What are the feminist political implications of the convergence of these discourses at the site of the female body? In one respect, Max's monstrosity unites science and nature and structures the relational science that Haraway advocates. In another respect, however, it structures a hermeneutic relationship within the feminine that positions the female "Cyborg" as confronting a feminized monstrosity located ultimately within her own body. In this way, Dark Angel constructs the feminine as ultimately in search of itself, never able to fully discover or accommodate its position within scientific and cultural institutions. What would be the consequence if Max were able to reconcile her divergent components of scientific monstrosity and feminized cyborg? What happens, in other words, if distinct, even antagonistic forms of feminized power materialize at specific moments to struggle against historically masculine forms of knowledge/power? Can such microconcentrations of feminized power be amalgamated for individual/personal and social change?
Selected Bibliography
Bukatman, Scott. Terminal Identity: The Virtual Subject In Post-Modern Science Fiction. Durham and London: Duke University Press, 1993.

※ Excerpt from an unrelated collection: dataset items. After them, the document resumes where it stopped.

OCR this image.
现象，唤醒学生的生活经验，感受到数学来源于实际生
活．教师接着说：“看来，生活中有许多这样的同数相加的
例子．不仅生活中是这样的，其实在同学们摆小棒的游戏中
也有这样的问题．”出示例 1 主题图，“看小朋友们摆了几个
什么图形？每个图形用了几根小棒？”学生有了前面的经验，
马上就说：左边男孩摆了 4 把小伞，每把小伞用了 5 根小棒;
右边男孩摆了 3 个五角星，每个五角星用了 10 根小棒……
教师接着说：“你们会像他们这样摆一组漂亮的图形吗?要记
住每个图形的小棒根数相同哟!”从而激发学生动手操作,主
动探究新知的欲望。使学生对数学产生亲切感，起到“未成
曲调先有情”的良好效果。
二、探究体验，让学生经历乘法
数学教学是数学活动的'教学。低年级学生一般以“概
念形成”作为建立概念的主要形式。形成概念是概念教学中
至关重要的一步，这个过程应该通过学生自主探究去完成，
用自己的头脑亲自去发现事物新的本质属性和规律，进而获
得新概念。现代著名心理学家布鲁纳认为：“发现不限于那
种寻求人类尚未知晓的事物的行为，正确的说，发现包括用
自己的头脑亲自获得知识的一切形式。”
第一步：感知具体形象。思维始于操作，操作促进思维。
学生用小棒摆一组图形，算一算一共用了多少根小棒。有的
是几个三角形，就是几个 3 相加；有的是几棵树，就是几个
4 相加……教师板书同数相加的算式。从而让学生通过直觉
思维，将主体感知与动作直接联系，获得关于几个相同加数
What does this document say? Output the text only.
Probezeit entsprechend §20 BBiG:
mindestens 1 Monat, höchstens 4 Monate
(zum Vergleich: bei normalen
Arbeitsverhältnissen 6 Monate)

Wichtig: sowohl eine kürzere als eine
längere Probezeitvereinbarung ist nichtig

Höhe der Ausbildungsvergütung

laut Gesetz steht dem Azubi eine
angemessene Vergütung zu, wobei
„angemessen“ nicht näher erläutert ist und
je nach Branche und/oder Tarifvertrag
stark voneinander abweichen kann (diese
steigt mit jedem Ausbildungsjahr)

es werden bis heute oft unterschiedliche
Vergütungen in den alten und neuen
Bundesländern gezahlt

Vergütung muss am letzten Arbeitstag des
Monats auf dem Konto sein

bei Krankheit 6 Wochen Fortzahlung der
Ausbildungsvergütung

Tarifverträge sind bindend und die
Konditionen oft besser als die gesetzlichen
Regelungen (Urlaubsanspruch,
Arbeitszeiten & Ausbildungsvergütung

Butler, Judith, and Scott, Joan W. (eds), Feminists Theorize the Political. New York and London: Routledge, 1992.
Drey, Mark. (ed.). Flame Wars: The Discourse of Cyberculture. Durham and London: Duke University Press, 1994.
Featherstone, Mike & Burrows, Roger. Cyberspace/Cyberbodies/Cyberpunk: Cultures of Technological Embodiment. New York: Sage, 1996.
Foucault, Michel. Alan Sheridan (trans.). The Birth of the Clinic: An Archeology of Medical Perception. New York: Vintage, 1979.
Gray, Chris Hables (ed.). The Cyborg Handbook London and New York: Routledge, 1995.
Haraway,Donna J. Simians, Cyborgs, and Women: The Reinvention of Nature. New York: Routledge, 1991.
Hayles, N Katherine. How WE Became Post-Human. Chicago and London: University of Chicago Press, 1999.
Irigaray, Luce. Gillian C. Gill (trans.). Speculum of the Other Woman. Ithaca: Cornell University Press 1985.
Irigaray, Luce. "Is the Subject of Science Sexed?" Cultural Critique 1: 73-88. 1985.
Langton, Christopher G. (ed). Artificial Life. Redwood City, CA: Addison-Wesley, 1989.
Springer, Claudia. Electronic Eros: Bodies and Desire in the Post-industrial Age. Austin: University of Texas Press, 1996.
Todorov, Tzvetan. Richard Howard (trans). The Fantastic: A Structural Approach to Literary Genre Cleveland. Press of Case Western Reserve Univ. 1973.
Ward, Mark. Virtual Organisms: The Startling World of Artificial Life. London: Macmillan, 1999.